Astronomers had known since the 18th century that Mercury didn't behave as it ought. Its orbit could be calculated quite precisely using Newton's Law of Gravity, but it stubbornly refused to follow that orbit. It wasn't out by much, but it was enough. Some astronomers suggested that the difference might be due to the gravitational effects of another planet orbiting closer to the Sun (they even tentatively assigned it the name "Vulcan"), but no such body was ever observed.
Einstein's General Theory of Relativity had nothing specifically to do with Mercury, but it did provide a prediction of Mercury's orbit which was slightly, but still significantly, different from that produced from Newton's Law. The calculations based on Relativity happened to fit Mercury's observed orbit as precisely as we could measure it - strong support for Relativity, but not a decisive test as Mercury's odd orbit was something we'd known about all along.
What happened in 1919, though, really was something new. One of the predictions of Relativity is that gravity not only affects the path of matter travelling through space, it actually bends light. Nothing in Newton's Law of Gravity suggested any such thing. In 1919, just after the end of World War I, a British Navy exepedition set out to observe a total solar eclipse off the coast of Africa.
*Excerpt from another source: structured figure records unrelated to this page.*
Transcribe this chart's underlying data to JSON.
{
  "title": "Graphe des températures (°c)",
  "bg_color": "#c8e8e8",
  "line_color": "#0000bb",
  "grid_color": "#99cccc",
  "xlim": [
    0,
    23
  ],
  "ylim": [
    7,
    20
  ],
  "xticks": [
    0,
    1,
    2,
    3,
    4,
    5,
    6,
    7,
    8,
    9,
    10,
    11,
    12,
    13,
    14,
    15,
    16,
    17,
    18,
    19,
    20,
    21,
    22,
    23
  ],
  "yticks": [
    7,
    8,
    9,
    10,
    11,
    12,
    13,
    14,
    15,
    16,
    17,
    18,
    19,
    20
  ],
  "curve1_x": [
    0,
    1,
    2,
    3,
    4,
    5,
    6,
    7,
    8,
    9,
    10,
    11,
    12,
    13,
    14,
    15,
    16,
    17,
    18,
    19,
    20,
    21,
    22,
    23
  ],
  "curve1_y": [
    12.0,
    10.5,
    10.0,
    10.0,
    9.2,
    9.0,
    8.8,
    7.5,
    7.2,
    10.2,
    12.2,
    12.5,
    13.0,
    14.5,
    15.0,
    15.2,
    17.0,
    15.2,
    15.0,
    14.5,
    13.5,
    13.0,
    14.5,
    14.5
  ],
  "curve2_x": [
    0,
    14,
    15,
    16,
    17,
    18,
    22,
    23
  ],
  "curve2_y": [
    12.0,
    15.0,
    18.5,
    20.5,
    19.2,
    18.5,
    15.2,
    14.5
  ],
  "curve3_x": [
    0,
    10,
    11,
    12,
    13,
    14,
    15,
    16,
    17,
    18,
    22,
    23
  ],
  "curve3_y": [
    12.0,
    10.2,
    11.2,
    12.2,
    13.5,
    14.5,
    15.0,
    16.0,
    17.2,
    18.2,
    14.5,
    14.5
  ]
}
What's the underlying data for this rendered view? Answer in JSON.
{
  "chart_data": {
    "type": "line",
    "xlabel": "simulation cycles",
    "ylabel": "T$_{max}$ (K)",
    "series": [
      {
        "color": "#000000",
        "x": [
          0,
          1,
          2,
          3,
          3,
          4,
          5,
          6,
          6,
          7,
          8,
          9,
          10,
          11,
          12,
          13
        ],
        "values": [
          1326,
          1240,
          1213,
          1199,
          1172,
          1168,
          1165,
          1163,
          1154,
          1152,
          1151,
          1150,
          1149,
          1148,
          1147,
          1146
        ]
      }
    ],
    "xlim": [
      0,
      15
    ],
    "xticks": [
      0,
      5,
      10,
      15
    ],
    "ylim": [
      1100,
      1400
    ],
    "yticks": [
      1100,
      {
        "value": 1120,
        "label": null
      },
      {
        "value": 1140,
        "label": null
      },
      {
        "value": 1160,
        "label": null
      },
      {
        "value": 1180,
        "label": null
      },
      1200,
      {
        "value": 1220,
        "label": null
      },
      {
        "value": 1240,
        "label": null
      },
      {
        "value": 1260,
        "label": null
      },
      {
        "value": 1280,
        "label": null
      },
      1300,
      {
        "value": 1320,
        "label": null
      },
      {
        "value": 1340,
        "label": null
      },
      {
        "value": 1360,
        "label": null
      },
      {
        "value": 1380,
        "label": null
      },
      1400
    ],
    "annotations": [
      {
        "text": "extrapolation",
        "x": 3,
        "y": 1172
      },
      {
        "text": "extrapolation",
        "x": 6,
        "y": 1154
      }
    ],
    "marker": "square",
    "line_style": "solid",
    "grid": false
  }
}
You see, during a total eclipse the light of the Sun is hidden and stars that are near the Sun (as observed in the sky, that is, nothing to do with their true locations) are visible.
Astronomers could measure very precisely the positions of these stars relative to one another. And then they could do the same thing again during the eclipse. Einstein predicted that because the light of these stars would be bent by the gravitational field of the Sun, that they would appear in different positions when observed during an eclipse. What's more, he was able to calculate just how great the difference would be.
The expedition, led by Sir Arthur Eddington, made the observations required, and Einstein was proved correct. He become a household name almost overnight.